The seventh month is the same as Tishri. For ancient Israel (as well as the modern Jewish religion), the first convocation of the year began on Tishri 1, today called Rosh Hashanah. The second High Day was celebrated on Tishri 10 and corresponded to the modern Jewish High Holy Day called Yom Kippur. For those years celebrated as Jubilees, this was the critical day. The previous Jubilees had been in 1210 BCE (when Moses was released from prison, according to Jasher, and when he encountered the burning bush), in 1160 BCE when the land was allocated, and in 1110 BCE, the second year of David’s reign.

The third High Day of the month of Tishri was the Feast of Succoth, celebrated from the fifteenth to the twenty-first.

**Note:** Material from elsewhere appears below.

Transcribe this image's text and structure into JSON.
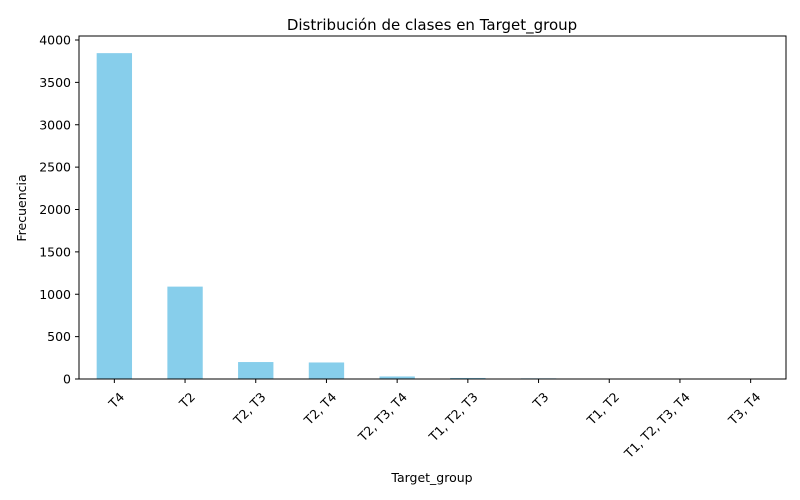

Then a fourth festival was celebrated on the twenty-second, called the Eighth Day. This was the actual day of the dedication of the temple: “On the eighth day he sent the people away: and they blessed the king, and went unto their tents joyful and glad of heart for all the goodness that the LORD had done for David his servant, and for Israel his people” (1 Kings 8:66 [KJV]).